Implantação militar soviética
No início de 1962, um grupo de especialistas soviéticos em construção militar e de mísseis acompanhou uma delegação agrícola a Havana e reuniu-se com o primeiro-ministro cubano, Fidel Castro. Segundo um relato, a liderança cubana esperava que os Estados Unidos voltassem a invadir Cuba e aprovou com entusiasmo a ideia de instalar mísseis nucleares no país. De acordo com outra fonte, Castro se opôs à possibilidade de parecer um fantoche soviético, mas foi convencido de que os mísseis em Cuba irritariam os Estados Unidos e beneficiariam todo o bloco socialista. A implantação incluiria armas nucleares táticas de curto alcance, com alcance de quarenta quilômetros e utilizáveis apenas contra embarcações, que proporcionariam um "guarda-chuva nuclear" contra ataques à ilha.
Os mísseis instalados em Cuba permitiriam aos soviéticos atingir a maior parte do território continental dos Estados Unidos. O arsenal planejado consistia em quarenta lançadores. A população cubana observou a chegada e a instalação dos mísseis, e centenas de relatos chegaram a Miami. Os serviços de inteligência estadunidenses receberam inúmeros relatos, muitos deles de qualidade duvidosa ou até mesmo risíveis, a maioria dos quais podia ser descartada por descrever mísseis defensivos. Apenas cinco relatos chamaram a atenção dos analistas. Eles descreviam grandes caminhões atravessando cidades durante a noite, transportando objetos cilíndricos muito longos cobertos por lonas, que não conseguiam fazer curvas nas cidades sem recuar e realizar manobras. Acreditava-se que os veículos transportadores de mísseis defensivos poderiam fazer essas curvas sem grandes dificuldades. Os relatos não puderam ser satisfatoriamente descartados.
Confirmação aérea
Os Estados Unidos realizavam voos de vigilância com aviões U-2 sobre Cuba desde o fracasso da Invasão da Baía dos Porcos. Os voos de reconhecimento foram interrompidos em 30 de agosto de 1962, depois que um U-2 operado pelo Comando Aéreo Estratégico da Força Aérea dos Estados Unidos sobrevoou por engano a ilha de Sacalina, no Extremo Oriente Russo.

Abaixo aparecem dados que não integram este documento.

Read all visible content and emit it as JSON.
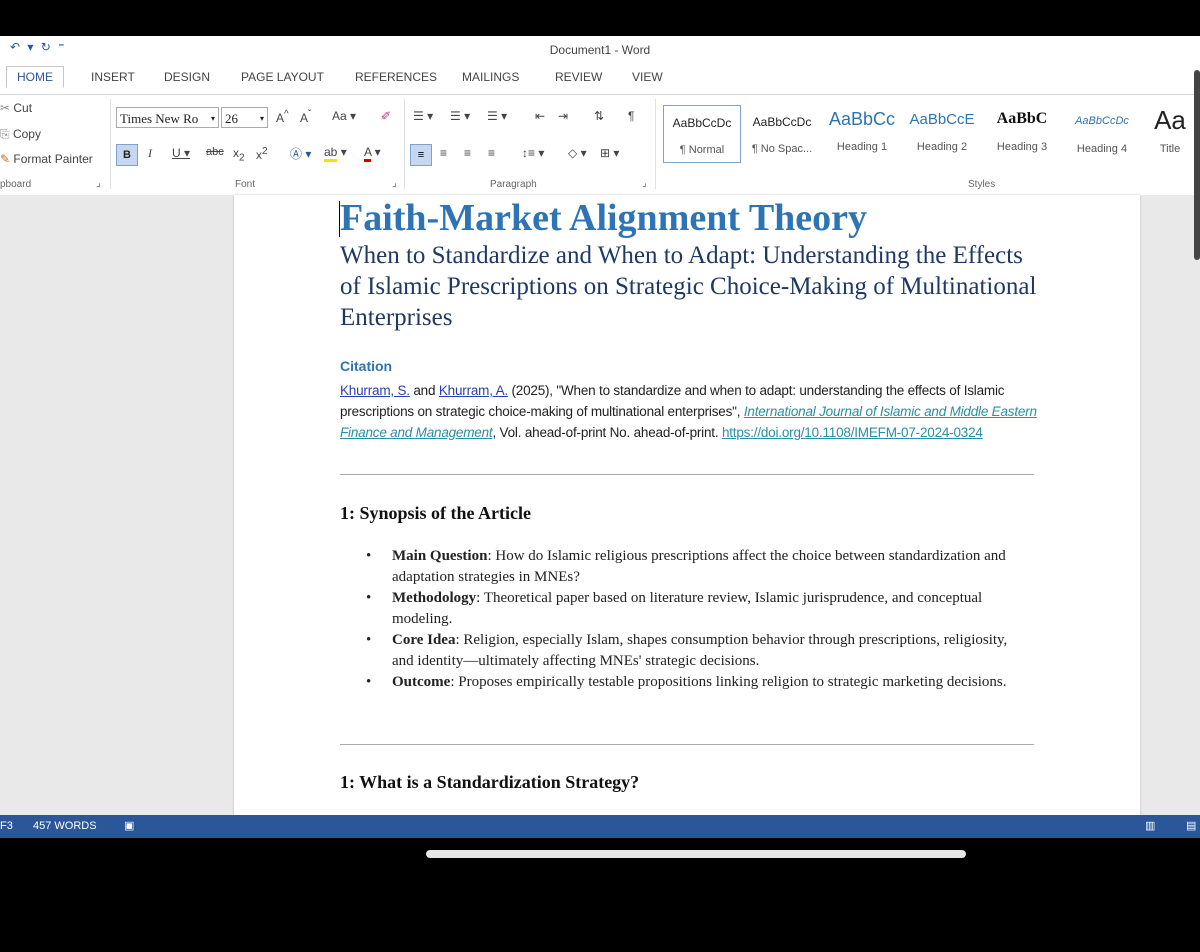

Os soviéticos apresentaram um protesto, e os Estados Unidos pediram desculpas. Nove dias depois, um U-2 operado por Taiwan foi abatido no oeste da China por um SA-2, um míssil superfície-ar (SAM). As autoridades estadunidenses temiam que um dos SAMs cubanos ou soviéticos em Cuba abatesse um U-2 da CIA, provocando outro incidente internacional. Em uma reunião com os integrantes do Comitê de Reconhecimento Aéreo (COMOR), em 10 de setembro de 1962, o secretário de Estado Dean Rusk e o conselheiro de Segurança Nacional McGeorge Bundy restringiram novos voos de U-2 sobre o espaço aéreo cubano. A consequente ausência de cobertura da ilha durante as cinco semanas seguintes tornou-se conhecida entre os historiadores como a "lacuna fotográfica". Durante esse período, não foi obtida nenhuma cobertura significativa do interior da ilha por aviões U-2. As autoridades estadunidenses tentaram utilizar um satélite de fotorreconhecimento Corona para fotografar as instalações militares soviéticas relatadas, mas as imagens do oeste de Cuba obtidas por uma missão Corona KH-4, em 1º de outubro de 1962, foram encobertas por nuvens e névoa e não forneceram informações aproveitáveis. No final de setembro, uma aeronave de reconhecimento da Marinha fotografou o navio soviético Kasimov, que transportava no convés grandes caixotes com as dimensões e o formato de fuselagens de bombardeiros a jato Il-28.
Presidente informado
Em 15 de outubro de 1962, o Centro Nacional de Interpretação Fotográfica (NPIC) da CIA examinou as fotografias do U-2 e identificou objetos que pareciam ser mísseis balísticos de médio alcance. Essa identificação foi realizada em parte com base nas informações fornecidas por Oleg Penkovsky, um agente duplo do GRU que trabalhava para a CIA e o MI6. Embora não tenha fornecido relatos diretos sobre a instalação de mísseis soviéticos em Cuba, os detalhes técnicos e doutrinários sobre os regimentos de mísseis soviéticos fornecidos por Penkovsky nos meses e anos anteriores à crise ajudaram os analistas do NPIC a identificar os mísseis nas imagens do U-2.
Respostas consideradas
Os Estados Unidos não possuíam um plano de resposta preparado, pois nunca haviam esperado que os soviéticos instalassem mísseis nucleares em Cuba. O EXCOMM discutiu várias possibilidades de ação: O Estado-Maior Conjunto dos Estados Unidos concordou unanimemente que um ataque e uma invasão em grande escala constituíam a única solução. Seus integrantes acreditavam que os soviéticos não tentariam impedir que os Estados Unidos conquistassem Cuba. Kennedy estava cético: Eles, tanto quanto nós, não podem deixar essas coisas acontecerem sem fazer nada. Depois de todas as suas declarações, não podem permitir que eliminemos seus mísseis, matemos muitos russos e depois não fazer nada. Caso não reajam em Cuba, certamente reagirão em Berlim.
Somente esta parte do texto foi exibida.